Hoy Tod, or Thai-style crispy oyster omelette

Hoy Tod - หอยทอด

at Wang Lang Market

Crispy, oily, fatty, delicious! Hoy tod is one of my all-time favorite Thai dishes! A crispy omelette of egg, batter and sweet juicy oysters is fried up in a cast-iron pan and arrives sizzling and steaming hot and fresh in front of you. Hoy tod is often served at pad Thai restaurants, and is a classic dish from Bangkok / central Thai cuisine.

Thai hoy tod on a cast iron skillet

Hoy tod can be made with either oysters or mussels, but I prefer the version with oysters. Sometimes I find mussels a little too tough, but fresh Thai oysters are always delicious. Bangkok sits right on the coast, and the seafood here is always super fresh!

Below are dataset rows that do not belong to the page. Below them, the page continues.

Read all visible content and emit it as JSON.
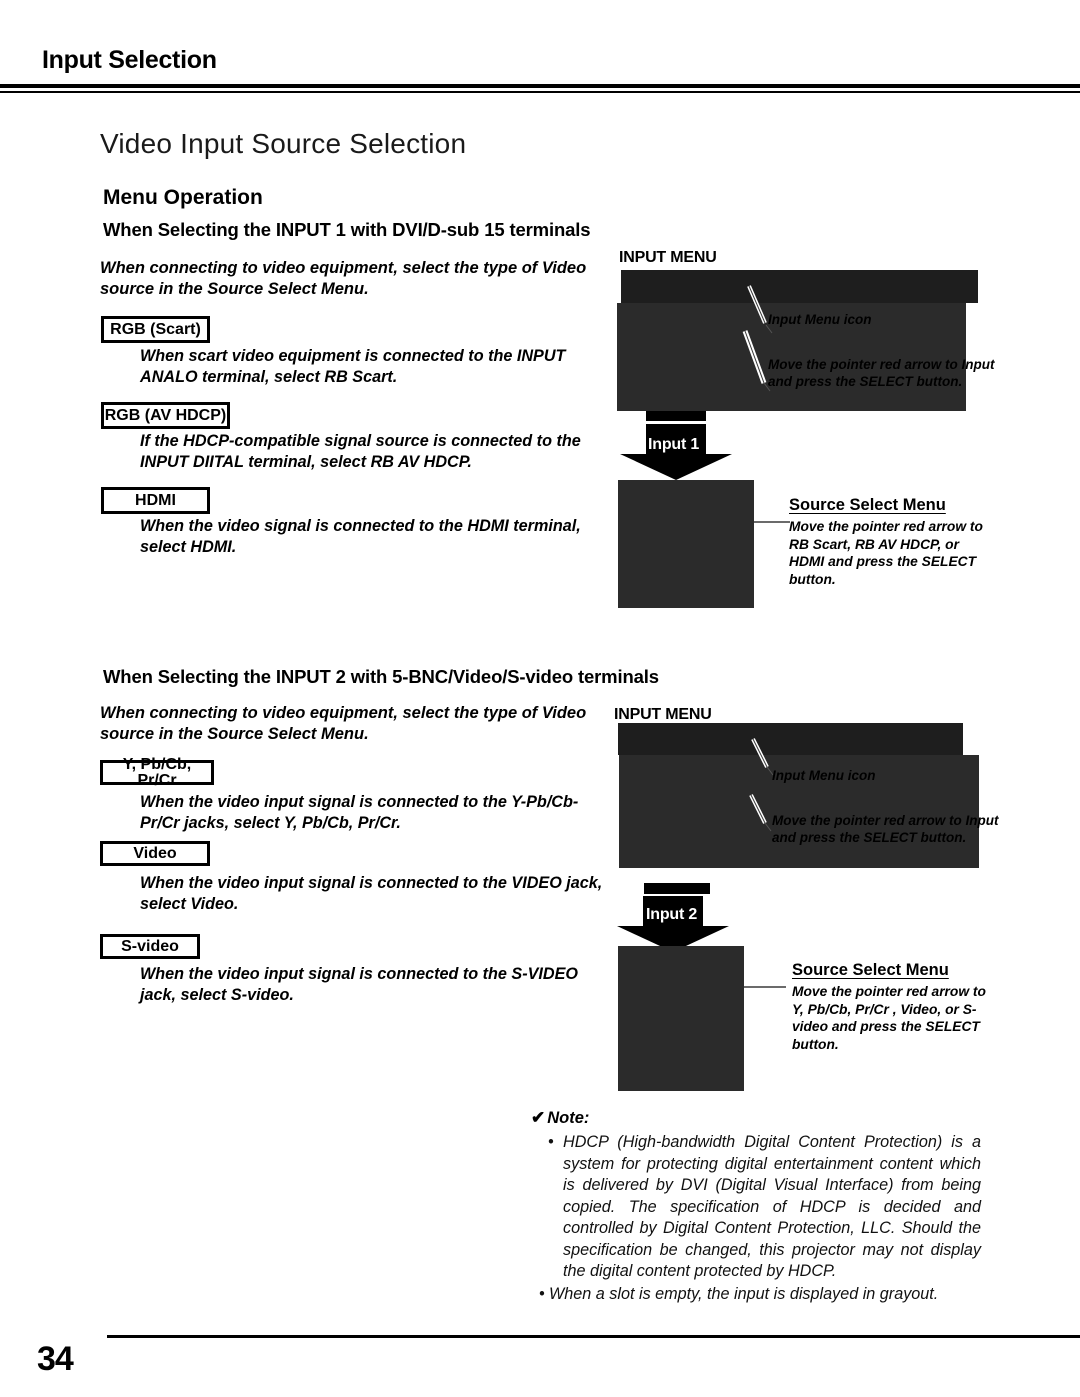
{
  "header": {
    "running_title": "Input Selection"
  },
  "page_title": "Video Input Source Selection",
  "menu_operation_heading": "Menu Operation",
  "sections": [
    {
      "heading": "When Selecting the INPUT 1 with DVI/D-sub 15 terminals",
      "intro": "When connecting to video equipment, select the type of Video source in the Source Select Menu.",
      "items": [
        {
          "chip": "RGB (Scart)",
          "body": "When scart video equipment is connected to the INPUT ANALO terminal, select RB Scart."
        },
        {
          "chip": "RGB (AV HDCP)",
          "body": "If the HDCP-compatible signal source is connected to the INPUT  DIITAL terminal, select RB AV HDCP."
        },
        {
          "chip": "HDMI",
          "body": "When the video signal is connected to the HDMI terminal, select HDMI."
        }
      ],
      "figure": {
        "menu_label": "INPUT MENU",
        "callout_icon": "Input Menu icon",
        "callout_move": "Move the pointer red arrow to Input and press the SELECT button.",
        "arrow_label": "Input 1",
        "source_title": "Source Select Menu",
        "source_body": "Move the pointer red arrow to RB Scart, RB AV HDCP, or HDMI and press the SELECT button."
      }
    },
    {
      "heading": "When Selecting the INPUT 2 with 5-BNC/Video/S-video terminals",
      "intro": "When connecting to video equipment, select the type of Video source in the Source Select Menu.",
      "items": [
        {
          "chip": "Y, Pb/Cb, Pr/Cr",
          "body": "When the video input signal is connected to the Y-Pb/Cb-Pr/Cr jacks, select Y, Pb/Cb, Pr/Cr."
        },
        {
          "chip": "Video",
          "body": "When the video input signal is connected to the VIDEO jack, select Video."
        },
        {
          "chip": "S-video",
          "body": "When the video input signal is connected to the S-VIDEO jack, select S-video."
        }
      ],
      "figure": {
        "menu_label": "INPUT MENU",
        "callout_icon": "Input Menu icon",
        "callout_move": "Move the pointer red arrow to Input and press the SELECT button.",
        "arrow_label": "Input 2",
        "source_title": "Source Select Menu",
        "source_body": "Move the pointer red arrow to Y, Pb/Cb, Pr/Cr , Video, or S-video and press the SELECT button."
      }
    }
  ],
  "note": {
    "heading": "Note:",
    "check_glyph": "✔",
    "bullet_glyph": "•",
    "items": [
      "HDCP (High-bandwidth Digital Content Protection) is a system for protecting digital entertainment content which is delivered by DVI (Digital Visual Interface) from being copied. The specification of HDCP is decided and controlled by Digital Content Protection, LLC. Should the specification be changed, this projector may not display the digital content protected by HDCP.",
      "When a slot is empty, the input is displayed in grayout."
    ]
  },
  "footer": {
    "page_number": "34"
  },
  "colors": {
    "screen_body": "#2b2b2b",
    "screen_topbar": "#1e1e1e",
    "ink": "#000000"
  }
}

Hoy tod starts out with a thick batter made from starchy rice flour and eggs. Generous portions (and I do mean lots and lots of fresh, sweet oysters!) are whipped into the heavy batter, which is poured onto a heavily-oiled pan and left to fry until crispy on the outside and soft on the inside.

Hoy Tod (crispy fried oyster omelette) - 80 THB

The dish is usually served over a bed of fresh beansprouts and topped with fresh green onions and the optional sweet chili sauce (recommended!).

I found this particular dish at the Wang Lang market in Bangkok, but you can order hoy tod all over the city at food courts and street markets wherever pad thai is found.

Wang Lang Market

80 THB ($2.50)

Unfortunately, I lost the name of the restaurant. It's located in the famous Wang Lang Market near Wat Rakhang Temple and Siriraj Hospital on the Thonburi side of the river in Bangkok, Thailand. The market itself is a foodie's paradise, and is one of the best less-known spots to find some amazing Bangkok street food.

Travel Tips
After eating, spend an hour or so at the nearby Wat Rakhang (the Temple of the Bell), a beautiful royal-grade temple of the second class that sits along the banks of the Chaophraya River across from the Grand Palace. The temple is best known for the huge bronze statue of Somdej Toh, a famous 19th century monk, that sits looking out across the river. 

a bronze statue of Somdej Toh, Wat Rakhang, Bangkok
a bronze statue of Somdej Toh, Wat Rakhang, Bangkok

It is FREE to visit Wat Rakhang, but you should be sure to dress politely and respectfully if you want to enter the temple buildings.